Yahoo!Tech reveals that “Social networking company Facebook recently held acquisition talks with Twitter, the micro-blogging company, the Financial Times said.  The negotiations

[…] put a valuation of as much as $500 million on Twitter, which has become one of Silicon Valley's most closely watched start-ups, the paper said.  The talks, which were first reported by the AllThingsD blog, were confirmed to the paper by two people familiar with the situation.”

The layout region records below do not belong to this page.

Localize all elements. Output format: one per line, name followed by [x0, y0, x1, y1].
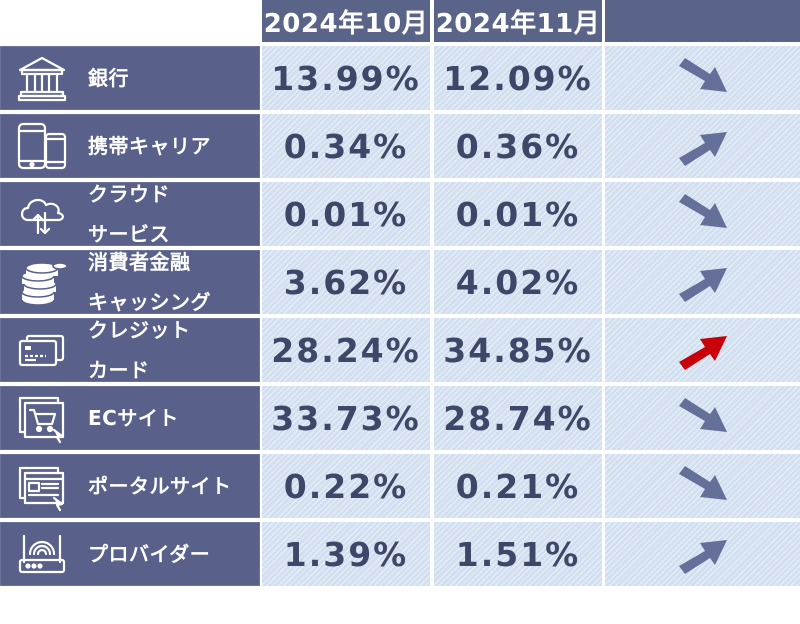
column-header-trend: [605, 0, 800, 42]
mobile-devices-icon: [16, 120, 68, 172]
trend-up-arrow-icon: [678, 132, 727, 166]
trend-cell: [605, 46, 800, 110]
value-cell-oct: 0.34%: [262, 114, 430, 178]
trend-up-arrow-icon: [678, 540, 727, 574]
row-label-3: 消費者金融キャッシング: [0, 250, 260, 314]
row-label-text: プロバイダー: [88, 534, 210, 574]
row-label-line: キャッシング: [88, 290, 211, 314]
value-cell-nov: 0.01%: [434, 182, 602, 246]
row-label-text: 消費者金融キャッシング: [88, 242, 211, 322]
value-cell-oct: 13.99%: [262, 46, 430, 110]
row-label-6: ポータルサイト: [0, 454, 260, 518]
trend-cell: [605, 250, 800, 314]
row-label-4: クレジット カード: [0, 318, 260, 382]
column-header-nov: 2024年11月: [434, 0, 602, 42]
row-label-line: 携帯キャリア: [88, 134, 211, 158]
value-cell-nov: 1.51%: [434, 522, 602, 586]
value-cell-nov: 4.02%: [434, 250, 602, 314]
value-cell-nov: 12.09%: [434, 46, 602, 110]
row-label-text: 携帯キャリア: [88, 126, 211, 166]
row-label-line: 銀行: [88, 66, 129, 90]
row-label-line: ポータルサイト: [88, 474, 232, 498]
trend-down-arrow-icon: [678, 194, 727, 228]
value-cell-oct: 3.62%: [262, 250, 430, 314]
value-cell-nov: 34.85%: [434, 318, 602, 382]
trend-up-arrow-icon: [678, 336, 727, 370]
value-cell-oct: 1.39%: [262, 522, 430, 586]
trend-cell: [605, 386, 800, 450]
row-label-line: サービス: [88, 222, 170, 246]
row-label-line: プロバイダー: [88, 542, 211, 566]
trend-cell: [605, 182, 800, 246]
row-label-line: ECサイト: [88, 406, 179, 430]
row-label-text: ECサイト: [88, 398, 179, 438]
shopping-cart-screen-icon: [16, 392, 68, 444]
trend-up-arrow-icon: [678, 268, 727, 302]
row-label-0: 銀行: [0, 46, 260, 110]
row-label-line: 消費者金融: [88, 250, 191, 274]
value-cell-oct: 0.22%: [262, 454, 430, 518]
value-cell-nov: 0.21%: [434, 454, 602, 518]
trend-cell: [605, 454, 800, 518]
credit-card-icon: [16, 324, 68, 376]
web-portal-icon: [16, 460, 68, 512]
bank-icon: [16, 52, 68, 104]
row-label-1: 携帯キャリア: [0, 114, 260, 178]
row-label-7: プロバイダー: [0, 522, 260, 586]
trend-down-arrow-icon: [678, 398, 727, 432]
value-cell-oct: 33.73%: [262, 386, 430, 450]
value-cell-nov: 28.74%: [434, 386, 602, 450]
wifi-router-icon: [16, 528, 68, 580]
trend-down-arrow-icon: [678, 58, 727, 92]
row-label-text: 銀行: [88, 58, 129, 98]
trend-cell: [605, 318, 800, 382]
column-header-oct: 2024年10月: [262, 0, 430, 42]
row-label-line: クレジット: [88, 318, 191, 342]
row-label-2: クラウド サービス: [0, 182, 260, 246]
cloud-sync-icon: [16, 188, 68, 240]
trend-down-arrow-icon: [678, 466, 727, 500]
value-cell-oct: 28.24%: [262, 318, 430, 382]
row-label-5: ECサイト: [0, 386, 260, 450]
value-cell-oct: 0.01%: [262, 182, 430, 246]
value-cell-nov: 0.36%: [434, 114, 602, 178]
trend-cell: [605, 114, 800, 178]
coin-stack-icon: [16, 256, 68, 308]
row-label-text: ポータルサイト: [88, 466, 232, 506]
row-label-line: クラウド: [88, 182, 170, 206]
trend-cell: [605, 522, 800, 586]
row-label-text: クラウド サービス: [88, 174, 170, 254]
row-label-line: カード: [88, 358, 150, 382]
row-label-text: クレジット カード: [88, 310, 191, 390]
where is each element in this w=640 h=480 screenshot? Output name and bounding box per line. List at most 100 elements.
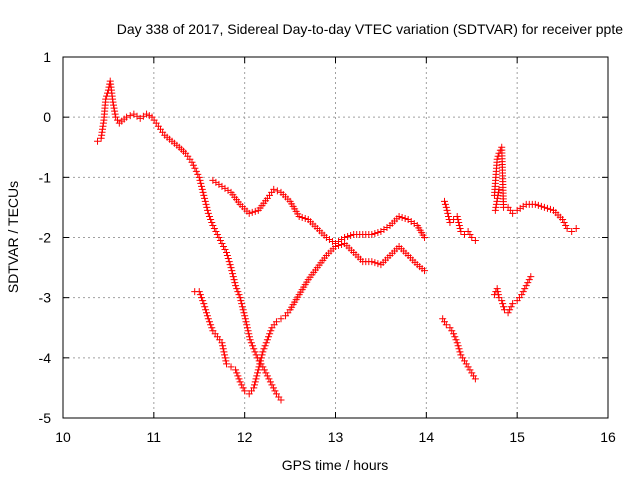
data-point	[195, 288, 203, 296]
data-point-fill	[257, 354, 265, 362]
data-point-fill	[466, 366, 474, 374]
data-point-fill	[456, 224, 464, 232]
data-point	[442, 203, 450, 211]
data-point-fill	[204, 206, 212, 214]
data-point	[236, 378, 244, 386]
data-point-fill	[252, 375, 260, 383]
data-point-fill	[114, 116, 121, 124]
data-point-fill	[257, 357, 265, 365]
data-point-fill	[201, 303, 209, 311]
data-point-fill	[443, 206, 451, 214]
data-point	[439, 315, 447, 323]
data-point-fill	[207, 321, 215, 329]
data-point-fill	[519, 288, 527, 296]
data-point	[395, 212, 403, 220]
data-point-fill	[534, 201, 542, 209]
data-point-fill	[203, 309, 211, 317]
data-point	[491, 206, 499, 214]
data-point	[471, 237, 479, 245]
y-tick-label: -5	[39, 410, 52, 426]
data-point	[493, 285, 501, 293]
data-point	[254, 366, 262, 374]
data-point	[259, 348, 267, 356]
y-tick-labels: 1 0 -1 -2 -3 -4 -5	[39, 49, 52, 426]
data-point	[457, 227, 465, 235]
data-point	[123, 113, 131, 121]
data-point-fill	[255, 363, 263, 371]
data-point-fill	[493, 194, 501, 202]
data-point-fill	[525, 276, 533, 284]
data-point-fill	[219, 243, 227, 251]
data-point-fill	[220, 348, 228, 356]
data-point-fill	[219, 342, 227, 350]
data-point-fill	[229, 273, 237, 281]
data-point-fill	[229, 270, 237, 278]
data-point-fill	[506, 306, 514, 314]
y-tick-label: -2	[39, 230, 52, 246]
data-point	[209, 221, 217, 229]
data-point	[218, 339, 226, 347]
data-point	[268, 381, 276, 389]
data-point-fill	[239, 306, 247, 314]
data-point-fill	[233, 369, 241, 377]
data-point-fill	[560, 218, 568, 226]
y-tick-label: 0	[43, 109, 51, 125]
data-point	[446, 218, 454, 226]
data-point-fill	[266, 378, 274, 386]
data-point-fill	[230, 276, 238, 284]
data-point	[200, 300, 208, 308]
data-point-fill	[451, 333, 459, 341]
data-point-fill	[192, 167, 200, 175]
data-point	[112, 113, 120, 121]
data-point-fill	[221, 246, 229, 254]
data-point-fill	[493, 197, 501, 205]
x-tick-label: 10	[55, 429, 71, 445]
data-point-fill	[521, 285, 529, 293]
data-point-fill	[251, 381, 259, 389]
y-axis-label: SDTVAR / TECUs	[5, 181, 21, 293]
x-tick-label: 14	[419, 429, 435, 445]
data-point-fill	[208, 324, 216, 332]
data-point	[464, 227, 472, 235]
data-point-fill	[208, 218, 216, 226]
data-point-fill	[194, 170, 202, 178]
data-point	[495, 185, 503, 193]
data-point-fill	[203, 312, 211, 320]
data-point	[563, 224, 571, 232]
data-point-fill	[199, 188, 207, 196]
data-point-fill	[223, 252, 231, 260]
data-point-fill	[198, 294, 206, 302]
data-point-fill	[492, 200, 500, 208]
data-point-fill	[201, 194, 209, 202]
data-point	[421, 267, 429, 275]
data-point-fill	[235, 291, 243, 299]
data-point	[200, 191, 208, 199]
data-point-fill	[245, 333, 253, 341]
data-point-fill	[456, 348, 464, 356]
data-point	[442, 321, 450, 329]
data-point-fill	[110, 101, 118, 109]
data-point-fill	[500, 303, 508, 311]
data-point-fill	[249, 342, 257, 350]
data-point	[559, 215, 567, 223]
data-point-fill	[234, 288, 242, 296]
data-point-fill	[537, 202, 545, 210]
data-point	[531, 200, 539, 208]
data-point-fill	[196, 176, 204, 184]
data-point-fill	[244, 327, 252, 335]
data-point	[446, 324, 454, 332]
data-point	[341, 234, 349, 241]
data-point-fill	[455, 218, 463, 226]
data-point	[522, 282, 530, 290]
data-point-fill	[222, 357, 230, 365]
data-point	[250, 384, 258, 392]
data-point-fill	[245, 330, 253, 338]
data-point-fill	[111, 110, 119, 118]
grid	[63, 57, 608, 418]
data-point-fill	[205, 318, 213, 326]
data-point-fill	[494, 288, 502, 296]
y-tick-label: -4	[39, 350, 52, 366]
data-point	[227, 363, 235, 371]
data-point-fill	[499, 300, 507, 308]
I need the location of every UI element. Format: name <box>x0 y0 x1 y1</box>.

According to BBC News, “Sir Paul McCartney has said he wants The Beatles' catalogue to appear on Apple's iTunes store, but that negotiations have currently ‘stalled.’  ‘We'd like to do it,’ Sir Paul told BBC News. ‘We are very for it, we've been pushing it. But there are a couple of sticking points, I understand.’  He said ‘heavy negotiations’ were going on with their former record label EMI.”

In more Apple news, Internetnews.com writes that “Apple's legal department may have a busy holiday season ahead of it.  The Cupertino, Calif.-based iPhone maker is facing two new lawsuits stemming from its popular smartphone — a patent infringement claim tied to the iPhone's Web browser, and a second suit that claims the iPhone 3G is not delivering on Apple's promised capabilities.”

In a different article, Internetnews.com reports that “[a]fter several years of meteoric growth, Internet ad spending is coming back down to earth.  That's according to new findings from the Interactive Advertising Bureau (IAB), the trade group representing the online advertising industry, which is pointing to the economic downturn as the culprit for the change.  The IAB partners with Pricewaterhouse Coopers to compile comprehensive ad-spending reports throughout the year based on member companies' data.”

In more gloomy economic news, the Wall Street Journal cites a report by research firm Gartner which predicts that “[g]lobal mobile-phone sales [will] drop next year as the economic slowdown hits consumer demand world-wide.  ‘We expect sales in 2009 to show a low-single-digit growth contraction’ from 2008 levels, said Gartner analyst Carolina Milanesi. Market conditions are expected to remain challenging through at least the first half of next year, she said.”